Recently there have been two papers asking whether cheminformatics or virtual screening in general, have really helped drug discovery, in terms of lead discovery.
The first paper from Muchmore et al focuses on the utility of various cheminformatics tools in drug discovery. Their report is retrospective in nature where they note that while much research has been done in developing descriptors and predictors of various molecular properties (solubility, bioavilability etc), it does not seem that this has contributed to increased productivity. They suggest three possible reasons for this
- not enough time to judge the contributions of cheminformatics methods
- methods not being used properly
- methods themselves not being sufficiently accurate.
They then go on consider how these reasons may apply to various cheminformatics methods and tools that are accessible to medicinal chemists. Examples range from molecular weight and ligand efficiency to solubility, similarity and bioisosteres. They use a 3-class scheme – known knowns, unknown knowns and unknown unknowns corresponding to methods whose underlying principles are whose results can be robustly interpreted, methods for properties that we don’t know how to realistically evaluate (but which we may still do so – such as solubility) and methods for which we can get a numerical answer but whose meaning or validity is doubtful. Thus for example, ligand binding energy calculations are placed in the “unknown unknown” category and similarity searches are placed in the “known unknown” category.
It’s definitely an interesting read, summarizing the utility of various cheminformatics techniques. It raises a number of interesting questions and issues. For example, a recurring issue is that many cheminformatics methods are ultimately subjective, even though the underlying implementation may be quantitative – “what is a good Tanimoto cutoff?” in similarity calculations would be a classic example. The downside of the article is that it does appear at times to be specific to practices at Abbott.

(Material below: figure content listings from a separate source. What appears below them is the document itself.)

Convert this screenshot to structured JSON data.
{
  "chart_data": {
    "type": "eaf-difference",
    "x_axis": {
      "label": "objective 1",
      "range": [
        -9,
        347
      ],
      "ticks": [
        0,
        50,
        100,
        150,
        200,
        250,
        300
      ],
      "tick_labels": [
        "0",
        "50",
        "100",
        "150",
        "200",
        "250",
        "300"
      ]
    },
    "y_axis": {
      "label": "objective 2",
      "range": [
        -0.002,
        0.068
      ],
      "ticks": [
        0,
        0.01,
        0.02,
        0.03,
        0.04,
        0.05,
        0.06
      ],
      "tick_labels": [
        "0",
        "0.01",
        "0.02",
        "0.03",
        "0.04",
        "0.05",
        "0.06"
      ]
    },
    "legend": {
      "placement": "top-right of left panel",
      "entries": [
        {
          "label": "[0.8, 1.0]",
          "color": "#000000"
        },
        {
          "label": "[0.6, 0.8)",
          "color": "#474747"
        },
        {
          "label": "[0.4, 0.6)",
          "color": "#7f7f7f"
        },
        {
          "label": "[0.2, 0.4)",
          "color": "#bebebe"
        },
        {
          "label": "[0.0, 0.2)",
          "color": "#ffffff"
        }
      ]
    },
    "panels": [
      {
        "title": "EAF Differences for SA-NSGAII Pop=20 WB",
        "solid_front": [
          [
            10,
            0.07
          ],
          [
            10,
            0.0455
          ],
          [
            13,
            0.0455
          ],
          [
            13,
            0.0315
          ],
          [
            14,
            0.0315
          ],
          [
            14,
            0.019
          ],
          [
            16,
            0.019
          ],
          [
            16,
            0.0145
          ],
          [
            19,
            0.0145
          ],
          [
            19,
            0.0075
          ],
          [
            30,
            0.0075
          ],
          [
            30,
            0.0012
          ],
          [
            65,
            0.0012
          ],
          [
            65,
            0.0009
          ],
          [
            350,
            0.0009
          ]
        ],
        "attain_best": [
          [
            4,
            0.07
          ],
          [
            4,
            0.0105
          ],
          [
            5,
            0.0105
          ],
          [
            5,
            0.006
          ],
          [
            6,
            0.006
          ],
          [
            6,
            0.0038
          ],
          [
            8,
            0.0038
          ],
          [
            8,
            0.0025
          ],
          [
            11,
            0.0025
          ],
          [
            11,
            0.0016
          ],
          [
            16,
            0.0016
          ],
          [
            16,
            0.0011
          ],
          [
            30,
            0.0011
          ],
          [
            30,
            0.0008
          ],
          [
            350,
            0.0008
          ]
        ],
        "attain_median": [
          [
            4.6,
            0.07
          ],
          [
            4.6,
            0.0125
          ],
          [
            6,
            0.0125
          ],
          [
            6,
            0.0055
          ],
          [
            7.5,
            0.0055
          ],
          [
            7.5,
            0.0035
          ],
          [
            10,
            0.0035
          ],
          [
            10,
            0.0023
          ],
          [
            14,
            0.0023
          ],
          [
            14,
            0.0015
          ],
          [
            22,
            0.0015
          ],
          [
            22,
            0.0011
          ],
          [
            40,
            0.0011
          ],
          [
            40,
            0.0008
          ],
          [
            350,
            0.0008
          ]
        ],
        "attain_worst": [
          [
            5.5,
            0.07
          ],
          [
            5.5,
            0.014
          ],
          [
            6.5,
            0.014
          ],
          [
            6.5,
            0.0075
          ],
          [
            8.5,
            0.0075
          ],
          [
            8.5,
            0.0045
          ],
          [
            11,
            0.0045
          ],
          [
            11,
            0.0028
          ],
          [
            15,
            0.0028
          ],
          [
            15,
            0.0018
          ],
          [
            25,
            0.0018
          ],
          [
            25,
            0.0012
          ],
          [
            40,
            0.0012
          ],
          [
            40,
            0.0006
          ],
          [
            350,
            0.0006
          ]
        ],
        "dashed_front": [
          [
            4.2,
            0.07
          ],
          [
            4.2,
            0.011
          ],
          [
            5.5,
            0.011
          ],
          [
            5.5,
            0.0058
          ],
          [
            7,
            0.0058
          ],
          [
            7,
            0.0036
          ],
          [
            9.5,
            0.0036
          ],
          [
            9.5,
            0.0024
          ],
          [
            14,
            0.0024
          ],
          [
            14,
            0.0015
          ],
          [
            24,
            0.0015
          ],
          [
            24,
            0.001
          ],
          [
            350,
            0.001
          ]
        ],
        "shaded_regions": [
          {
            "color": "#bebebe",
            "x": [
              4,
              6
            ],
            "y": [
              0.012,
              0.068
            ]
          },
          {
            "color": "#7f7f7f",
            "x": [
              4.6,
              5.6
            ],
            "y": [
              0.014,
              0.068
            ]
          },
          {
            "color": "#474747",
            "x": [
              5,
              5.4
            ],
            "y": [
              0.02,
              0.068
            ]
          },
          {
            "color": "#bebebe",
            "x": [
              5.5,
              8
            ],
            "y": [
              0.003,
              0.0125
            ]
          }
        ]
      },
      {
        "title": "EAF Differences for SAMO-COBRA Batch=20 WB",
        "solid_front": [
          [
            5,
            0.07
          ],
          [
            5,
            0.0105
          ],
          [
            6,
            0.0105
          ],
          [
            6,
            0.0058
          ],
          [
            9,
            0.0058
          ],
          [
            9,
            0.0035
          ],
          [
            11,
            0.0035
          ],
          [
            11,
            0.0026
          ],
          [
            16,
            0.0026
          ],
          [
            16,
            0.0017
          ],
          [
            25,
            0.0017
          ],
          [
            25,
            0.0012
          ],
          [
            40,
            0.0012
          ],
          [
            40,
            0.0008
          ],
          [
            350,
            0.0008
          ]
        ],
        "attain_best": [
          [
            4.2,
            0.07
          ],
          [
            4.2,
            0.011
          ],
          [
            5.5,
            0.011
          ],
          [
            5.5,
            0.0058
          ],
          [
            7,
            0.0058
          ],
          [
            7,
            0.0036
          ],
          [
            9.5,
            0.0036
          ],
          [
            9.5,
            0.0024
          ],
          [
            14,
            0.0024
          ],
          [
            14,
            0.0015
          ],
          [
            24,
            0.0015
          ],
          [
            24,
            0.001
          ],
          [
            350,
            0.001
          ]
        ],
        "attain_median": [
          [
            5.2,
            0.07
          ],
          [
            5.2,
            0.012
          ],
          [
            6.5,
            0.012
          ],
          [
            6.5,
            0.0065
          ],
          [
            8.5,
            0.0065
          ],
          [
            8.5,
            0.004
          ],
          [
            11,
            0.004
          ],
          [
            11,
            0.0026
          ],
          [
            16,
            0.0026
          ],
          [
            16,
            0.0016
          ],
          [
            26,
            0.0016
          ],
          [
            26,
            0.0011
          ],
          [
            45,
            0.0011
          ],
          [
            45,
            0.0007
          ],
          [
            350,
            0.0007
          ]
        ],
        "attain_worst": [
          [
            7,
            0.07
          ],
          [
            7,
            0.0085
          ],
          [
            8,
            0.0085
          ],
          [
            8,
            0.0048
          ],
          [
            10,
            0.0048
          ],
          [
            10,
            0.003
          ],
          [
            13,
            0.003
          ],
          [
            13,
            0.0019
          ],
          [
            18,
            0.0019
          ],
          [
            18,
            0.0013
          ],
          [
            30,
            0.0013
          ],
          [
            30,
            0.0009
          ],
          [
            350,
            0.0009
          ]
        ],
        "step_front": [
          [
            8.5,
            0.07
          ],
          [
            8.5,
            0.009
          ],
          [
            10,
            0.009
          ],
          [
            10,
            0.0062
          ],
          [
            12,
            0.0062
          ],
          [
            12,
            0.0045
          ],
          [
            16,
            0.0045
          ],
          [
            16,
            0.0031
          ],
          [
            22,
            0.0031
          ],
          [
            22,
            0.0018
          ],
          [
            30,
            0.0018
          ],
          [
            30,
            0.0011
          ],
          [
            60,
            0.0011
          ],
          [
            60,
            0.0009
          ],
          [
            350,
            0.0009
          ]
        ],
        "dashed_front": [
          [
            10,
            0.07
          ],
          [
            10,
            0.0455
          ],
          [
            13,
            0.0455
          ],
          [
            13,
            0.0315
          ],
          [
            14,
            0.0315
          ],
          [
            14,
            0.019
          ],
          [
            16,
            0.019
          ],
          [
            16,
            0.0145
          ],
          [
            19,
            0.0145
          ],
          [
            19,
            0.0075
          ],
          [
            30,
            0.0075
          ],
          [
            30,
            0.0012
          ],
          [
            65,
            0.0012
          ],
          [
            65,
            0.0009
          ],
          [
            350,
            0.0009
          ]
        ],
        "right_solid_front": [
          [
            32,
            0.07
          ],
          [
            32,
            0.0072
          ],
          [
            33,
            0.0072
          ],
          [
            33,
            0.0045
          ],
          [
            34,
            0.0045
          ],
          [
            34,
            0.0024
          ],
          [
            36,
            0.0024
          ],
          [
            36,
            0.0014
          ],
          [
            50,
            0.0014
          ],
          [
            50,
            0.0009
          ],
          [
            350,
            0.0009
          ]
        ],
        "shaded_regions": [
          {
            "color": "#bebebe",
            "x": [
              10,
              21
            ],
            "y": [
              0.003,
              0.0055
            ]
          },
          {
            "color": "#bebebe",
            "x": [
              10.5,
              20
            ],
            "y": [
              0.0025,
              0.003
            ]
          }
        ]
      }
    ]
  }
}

The second paper is by Schneider and is more prospective and general in nature and discusses some reasons as to why virtual screening has not played a more direct role in drug discovery projects. One of the key points that Schneider makes is that
appropriate “description of objects to suit the problem” might be the key to future success
In other words, it may be that molecular descriptors, while useful surrogates of physical reality, are probably not sufficient to get us to the next level. Schneider even states that “… the development of advanced virtual screening methods … is currently stagnated“. This statement is true in many ways, especially if one considers the statistical modeling side of virtual screening (i.e., QSAR). Many recent papers discuss slight modifications to well known algorithms that invariably lead to an incremental improvement in accuracy. Schneider suggests that improvements in our understanding of the physics of the drug discovery problem – protein folding, allosteric effects, dynamics of complex formation, etc – rather than continuing to focus on static properties (logP etc) will lead to advances. Another very valid point is that future developments will need to move away from the prediction or modeling of “… one to one interactions between a ligand and a single target …” and instead will need to consider “… many to many relationships …“. In other words, advances in virtual screen will address (or need to address) the ligand non-specificity or promiscuity. Thus activity profiles, network models and polyparmacology will all be vital aspects of successful virtual screening.
I really like Schneiders views on the future of virtual screening, even though they are rather general. I agree with his views on the stagnation of machine learning (QSAR) methods but at the same time I’m reminded of a paper by Halevy et al, which highlights the fact that
simple models and a lot of data trump more elaborate models based on less data
Now, they are talking about natural language processing using trillion-word corpora. Not exactly the situation we face in drug discovery! But, it does look like we’re slowly going in the direction of generating biological datasets of large size and of multiple types. A recent NIH RFP proposes this type of development. Coupled with well established machine learning methods, this could be lead to some very interesting developments. (Of course even ‘simple’ properties such as solubility could benefit from a ‘large data’ scenario as noted by Muchmore et al).
Overall, two interesting papers looking at the state of the field from different views.